Salah satu merek rokok yang baru bernama PSG list Gold dan putih. Informasinya, rokok tanpa pita cukai tersebut belum begitu lama beredar di Kepri. Hal ini dikatakan Zuan Selaku Sekretaris Jendral DPD IYC Kepri kepada tim media terbaiknews.com, pada Selasa (02/12).

Untuk menekan membludaknya rokok ilegal di kepri diminta kepada Kanwil Direktorat Jenderal Bea dan Cukai (DJBC) Khusus Kepri untuk menggempur rokok tersebut agar tidak semakin meluas peredaranya yang berdampak kepada industri rokok dalam negeri serta dapat mengurangi pendapatan dari sektor cukai.

“Ya saya berharap kepada Kanwil DJBC Khusus Kepri beserta jajaranya agar serius menggempur rokok tanpa pita cukai, artinya rokok ilegal yang sudah lama beredar cukup membuat negara rugi dan membuat beacukai kelimpungan untuk membasminya sekarang muncul lagi rokok dengan merek yang baru yakni PSG dan Hmild artinya sebelum rokok tersebut beredar luas (masif) selayaknya beacukai melakukan tindakan penegahan dengan menggelar razia besar-besaran,” ucap Zuan.

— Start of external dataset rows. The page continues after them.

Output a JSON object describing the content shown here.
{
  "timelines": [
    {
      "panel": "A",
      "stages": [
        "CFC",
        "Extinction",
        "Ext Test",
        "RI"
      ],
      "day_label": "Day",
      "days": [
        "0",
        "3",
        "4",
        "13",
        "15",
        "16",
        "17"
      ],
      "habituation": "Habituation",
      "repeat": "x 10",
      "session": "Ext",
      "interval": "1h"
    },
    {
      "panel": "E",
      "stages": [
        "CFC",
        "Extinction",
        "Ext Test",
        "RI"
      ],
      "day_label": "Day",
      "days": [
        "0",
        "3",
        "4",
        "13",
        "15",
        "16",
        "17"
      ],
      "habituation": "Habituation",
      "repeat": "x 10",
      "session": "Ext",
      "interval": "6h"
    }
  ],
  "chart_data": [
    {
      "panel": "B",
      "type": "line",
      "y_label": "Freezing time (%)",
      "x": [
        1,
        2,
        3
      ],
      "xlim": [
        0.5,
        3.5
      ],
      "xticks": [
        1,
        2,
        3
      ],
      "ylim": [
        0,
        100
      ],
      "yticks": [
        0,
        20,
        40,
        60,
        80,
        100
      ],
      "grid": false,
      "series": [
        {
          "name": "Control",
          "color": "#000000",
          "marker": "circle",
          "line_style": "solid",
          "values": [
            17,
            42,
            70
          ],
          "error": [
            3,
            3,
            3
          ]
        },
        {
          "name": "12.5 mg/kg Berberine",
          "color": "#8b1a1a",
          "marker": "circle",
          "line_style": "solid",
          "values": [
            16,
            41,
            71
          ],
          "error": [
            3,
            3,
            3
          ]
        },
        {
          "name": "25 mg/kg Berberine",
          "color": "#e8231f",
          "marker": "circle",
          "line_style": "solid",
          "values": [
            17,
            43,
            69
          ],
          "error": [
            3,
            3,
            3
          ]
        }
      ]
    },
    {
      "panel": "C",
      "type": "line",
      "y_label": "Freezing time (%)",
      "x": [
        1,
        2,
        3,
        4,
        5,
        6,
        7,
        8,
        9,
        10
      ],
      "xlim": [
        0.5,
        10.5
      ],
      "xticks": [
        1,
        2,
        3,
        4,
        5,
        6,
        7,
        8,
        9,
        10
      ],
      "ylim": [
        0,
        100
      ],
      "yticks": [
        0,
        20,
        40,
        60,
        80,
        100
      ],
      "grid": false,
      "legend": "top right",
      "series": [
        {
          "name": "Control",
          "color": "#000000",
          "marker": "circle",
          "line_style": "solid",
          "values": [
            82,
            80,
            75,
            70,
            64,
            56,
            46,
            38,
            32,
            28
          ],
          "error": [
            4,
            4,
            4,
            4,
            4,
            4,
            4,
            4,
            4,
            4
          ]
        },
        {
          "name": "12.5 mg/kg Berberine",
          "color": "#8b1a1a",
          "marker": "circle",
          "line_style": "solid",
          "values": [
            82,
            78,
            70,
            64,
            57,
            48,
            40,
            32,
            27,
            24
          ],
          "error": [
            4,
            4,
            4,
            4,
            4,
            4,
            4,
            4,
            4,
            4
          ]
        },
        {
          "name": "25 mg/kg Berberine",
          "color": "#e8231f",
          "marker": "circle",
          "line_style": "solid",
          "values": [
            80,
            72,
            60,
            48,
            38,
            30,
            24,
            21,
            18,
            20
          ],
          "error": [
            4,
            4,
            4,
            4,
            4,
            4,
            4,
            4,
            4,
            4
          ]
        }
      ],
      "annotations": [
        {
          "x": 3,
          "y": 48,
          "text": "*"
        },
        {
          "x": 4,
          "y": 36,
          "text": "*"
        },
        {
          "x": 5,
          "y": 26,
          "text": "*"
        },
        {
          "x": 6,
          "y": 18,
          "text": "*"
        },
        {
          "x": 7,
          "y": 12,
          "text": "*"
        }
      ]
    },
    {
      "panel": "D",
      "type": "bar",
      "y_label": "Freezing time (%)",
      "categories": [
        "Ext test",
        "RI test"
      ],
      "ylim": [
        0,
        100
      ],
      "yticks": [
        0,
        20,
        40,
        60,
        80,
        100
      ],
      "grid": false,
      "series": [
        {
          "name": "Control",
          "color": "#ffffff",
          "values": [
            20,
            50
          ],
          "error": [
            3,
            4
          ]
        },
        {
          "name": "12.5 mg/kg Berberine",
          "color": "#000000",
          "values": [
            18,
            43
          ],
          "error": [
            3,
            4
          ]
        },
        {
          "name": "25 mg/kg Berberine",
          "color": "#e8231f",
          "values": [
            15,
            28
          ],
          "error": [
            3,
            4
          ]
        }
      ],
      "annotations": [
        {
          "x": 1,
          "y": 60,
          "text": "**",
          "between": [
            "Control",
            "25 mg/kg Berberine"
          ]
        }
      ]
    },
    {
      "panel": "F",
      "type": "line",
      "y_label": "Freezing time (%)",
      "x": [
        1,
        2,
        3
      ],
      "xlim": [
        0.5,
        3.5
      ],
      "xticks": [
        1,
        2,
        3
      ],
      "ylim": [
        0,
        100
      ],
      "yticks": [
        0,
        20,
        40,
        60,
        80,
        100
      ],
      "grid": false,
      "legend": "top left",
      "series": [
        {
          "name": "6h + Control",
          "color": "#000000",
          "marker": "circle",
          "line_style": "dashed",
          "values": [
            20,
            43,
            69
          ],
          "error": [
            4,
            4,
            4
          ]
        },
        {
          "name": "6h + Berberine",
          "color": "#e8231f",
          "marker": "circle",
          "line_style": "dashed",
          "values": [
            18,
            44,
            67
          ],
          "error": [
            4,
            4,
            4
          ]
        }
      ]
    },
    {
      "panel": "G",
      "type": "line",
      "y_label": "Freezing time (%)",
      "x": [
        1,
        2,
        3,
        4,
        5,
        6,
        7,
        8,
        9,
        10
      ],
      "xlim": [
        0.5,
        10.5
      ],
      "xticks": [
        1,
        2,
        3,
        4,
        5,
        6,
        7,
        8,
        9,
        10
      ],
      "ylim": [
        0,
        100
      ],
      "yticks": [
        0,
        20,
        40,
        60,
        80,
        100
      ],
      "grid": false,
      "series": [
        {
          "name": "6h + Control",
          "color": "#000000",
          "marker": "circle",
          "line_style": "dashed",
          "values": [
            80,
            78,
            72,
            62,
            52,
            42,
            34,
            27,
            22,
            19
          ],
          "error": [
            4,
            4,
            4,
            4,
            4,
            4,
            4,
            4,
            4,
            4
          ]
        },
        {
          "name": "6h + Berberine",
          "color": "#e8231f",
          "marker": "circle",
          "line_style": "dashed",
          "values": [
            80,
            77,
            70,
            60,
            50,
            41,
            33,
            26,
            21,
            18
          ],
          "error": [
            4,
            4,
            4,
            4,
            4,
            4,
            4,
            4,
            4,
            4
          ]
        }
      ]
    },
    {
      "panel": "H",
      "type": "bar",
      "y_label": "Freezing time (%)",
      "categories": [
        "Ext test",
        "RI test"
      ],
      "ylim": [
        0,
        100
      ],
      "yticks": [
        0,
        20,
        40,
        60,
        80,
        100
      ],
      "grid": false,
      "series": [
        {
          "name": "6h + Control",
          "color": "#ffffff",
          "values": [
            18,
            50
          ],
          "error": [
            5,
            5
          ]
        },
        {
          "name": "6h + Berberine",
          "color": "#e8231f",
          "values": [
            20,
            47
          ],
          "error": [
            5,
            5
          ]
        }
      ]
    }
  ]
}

” Kita masih yakin Kanwil DJBC Khusus Kepri bakal mampu untuk menggempur rokok ilegal merek PSG dan Hmild tersebut, pasalnya mudah di dapat di kedai – kedai maupun warung, Ya tinggal perintahkan saja anggotanya razia, tetapi razianya dengan sungguh- sungguh jangan hanya serimonial saja, hasilnya tidak akan maksimal dalam memberengus peredaran rokok merek PSG tersebut,” sambungnya.